Starting with EMSolution ver. 8.6, pyramid (tetragonal pyramid, pentahedron) elements have been added, eliminating the restriction of elements tangent to the axis at a single point. A simple example calculation is shown here. Problems for axisymmetric elements are also described.

Explanation

In EMSolution, a two-dimensional mesh is extended to a three-dimensional mesh for two-dimensional analysis. For this reason, in a two-dimensional axisymmetric problem, an element tangent to the axis at one point becomes a square pyramid when extended, and we have requested that such an element not be defined in the past. We have eliminated this restriction by adding pyramid (tetragonal pyramid, pentahedron) elements. Here is a simple example: Fig. 1 and Fig. 2 show the analytical mesh. The domain is divided entirely by triangles, including triangles tangent to the axes at a single point. Conventionally, the points tangent to the axis would have to be rectangles. This model simulates a circular cylinder. Fig. 1 and Fig. 2 show the magnetic flux density distribution and Fig. 3 shows the magnetic flux line distribution.

If you look closely at the magnetic field distribution, you can see that the magnetic field is disturbed near the central axis.
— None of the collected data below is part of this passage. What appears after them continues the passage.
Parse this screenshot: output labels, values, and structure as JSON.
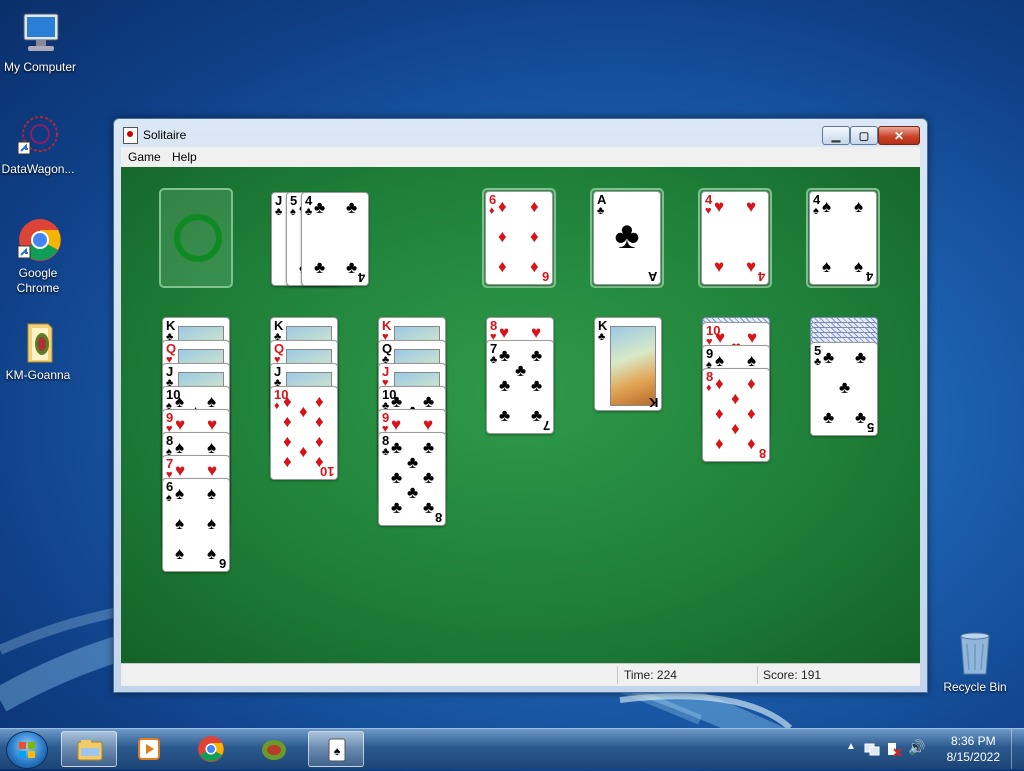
{
  "desktop": {
    "icons": [
      {
        "label": "My Computer",
        "icon": "computer-icon"
      },
      {
        "label": "DataWagon...",
        "icon": "datawagon-icon"
      },
      {
        "label": "Google Chrome",
        "icon": "chrome-icon"
      },
      {
        "label": "KM-Goanna",
        "icon": "folder-icon"
      },
      {
        "label": "Recycle Bin",
        "icon": "recycle-bin-icon"
      }
    ]
  },
  "window": {
    "title": "Solitaire",
    "menu": [
      "Game",
      "Help"
    ],
    "status": {
      "time": "Time:  224",
      "score": "Score: 191"
    }
  },
  "game": {
    "stock": "empty-recycle",
    "waste": [
      {
        "rank": "J",
        "suit": "♣",
        "color": "black"
      },
      {
        "rank": "5",
        "suit": "♠",
        "color": "black"
      },
      {
        "rank": "4",
        "suit": "♣",
        "color": "black"
      }
    ],
    "foundations": [
      {
        "rank": "6",
        "suit": "♦",
        "color": "red"
      },
      {
        "rank": "A",
        "suit": "♣",
        "color": "black"
      },
      {
        "rank": "4",
        "suit": "♥",
        "color": "red"
      },
      {
        "rank": "4",
        "suit": "♠",
        "color": "black"
      }
    ],
    "tableau": [
      {
        "hidden": 0,
        "cards": [
          {
            "rank": "K",
            "suit": "♣",
            "color": "black"
          },
          {
            "rank": "Q",
            "suit": "♥",
            "color": "red"
          },
          {
            "rank": "J",
            "suit": "♣",
            "color": "black"
          },
          {
            "rank": "10",
            "suit": "♠",
            "color": "black"
          },
          {
            "rank": "9",
            "suit": "♥",
            "color": "red"
          },
          {
            "rank": "8",
            "suit": "♠",
            "color": "black"
          },
          {
            "rank": "7",
            "suit": "♥",
            "color": "red"
          },
          {
            "rank": "6",
            "suit": "♠",
            "color": "black"
          }
        ]
      },
      {
        "hidden": 0,
        "cards": [
          {
            "rank": "K",
            "suit": "♣",
            "color": "black"
          },
          {
            "rank": "Q",
            "suit": "♥",
            "color": "red"
          },
          {
            "rank": "J",
            "suit": "♣",
            "color": "black"
          },
          {
            "rank": "10",
            "suit": "♦",
            "color": "red"
          }
        ]
      },
      {
        "hidden": 0,
        "cards": [
          {
            "rank": "K",
            "suit": "♥",
            "color": "red"
          },
          {
            "rank": "Q",
            "suit": "♣",
            "color": "black"
          },
          {
            "rank": "J",
            "suit": "♥",
            "color": "red"
          },
          {
            "rank": "10",
            "suit": "♣",
            "color": "black"
          },
          {
            "rank": "9",
            "suit": "♥",
            "color": "red"
          },
          {
            "rank": "8",
            "suit": "♣",
            "color": "black"
          }
        ]
      },
      {
        "hidden": 0,
        "cards": [
          {
            "rank": "8",
            "suit": "♥",
            "color": "red"
          },
          {
            "rank": "7",
            "suit": "♣",
            "color": "black"
          }
        ]
      },
      {
        "hidden": 0,
        "cards": [
          {
            "rank": "K",
            "suit": "♣",
            "color": "black"
          }
        ]
      },
      {
        "hidden": 1,
        "cards": [
          {
            "rank": "10",
            "suit": "♥",
            "color": "red"
          },
          {
            "rank": "9",
            "suit": "♠",
            "color": "black"
          },
          {
            "rank": "8",
            "suit": "♦",
            "color": "red"
          }
        ]
      },
      {
        "hidden": 5,
        "cards": [
          {
            "rank": "5",
            "suit": "♣",
            "color": "black"
          }
        ]
      }
    ]
  },
  "taskbar": {
    "pinned": [
      "explorer-icon",
      "media-player-icon",
      "chrome-icon",
      "goanna-icon",
      "solitaire-icon"
    ],
    "clock": {
      "time": "8:36 PM",
      "date": "8/15/2022"
    }
  }
}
For example, in Fig. 2, the magnetic field strength oscillates in the radial direction. Fig.4 and Fig.5 show the magnetic field strength distribution. In particular, when the plot is based on nodal data, the strength is higher at a greater distance from the axis. Of course, this is a numerical error, but it is not caused by the pyramid element. The same can be seen with the quadrangle element. Such errors have been known for a long time. This is due to the fact that linear edge elements of warped triangular prisms and hexahedrons cannot represent a uniform magnetic field. In particular, when the magnetic field is obtained by interpolating the shape function, the accuracy of the magnetic field drops at the edges of the element. This is why the result shown in Fig. 5 is obtained. At the center of the element, the accuracy is relatively good and the distribution is quite reasonable when using the element data in Fig. 4. To solve this problem near the center axis, it may be necessary to change the element shape function. For axisymmetric elements, it seems possible to make improvements, which we will consider in the future.
Pyramid elements are not serviced by many common pre-post processors. Therefore, we decided to input and output as an element with the same node number for the top and bottom two points of the triangular prism. However, it is not possible to create such an element in FEMAP, for example. For this reason, the use of pyramid elements is currently limited. In the future, we believe it will be useful when combining hexahedrons and tetrahedrons, and we hope to improve it for everyone’s use in the future.

Fig.1 Analysis mesh and magnetic field distribution

Fig.2 Analysis mesh and magnetic field distribution (enlarged)

Fig.3 Magnetic flux line distribution

Fig.4 Magnetic flux density intensity distribution (Element data)

Fig.5 Magnetic Flux Density Intensity Distribution (Nodal data)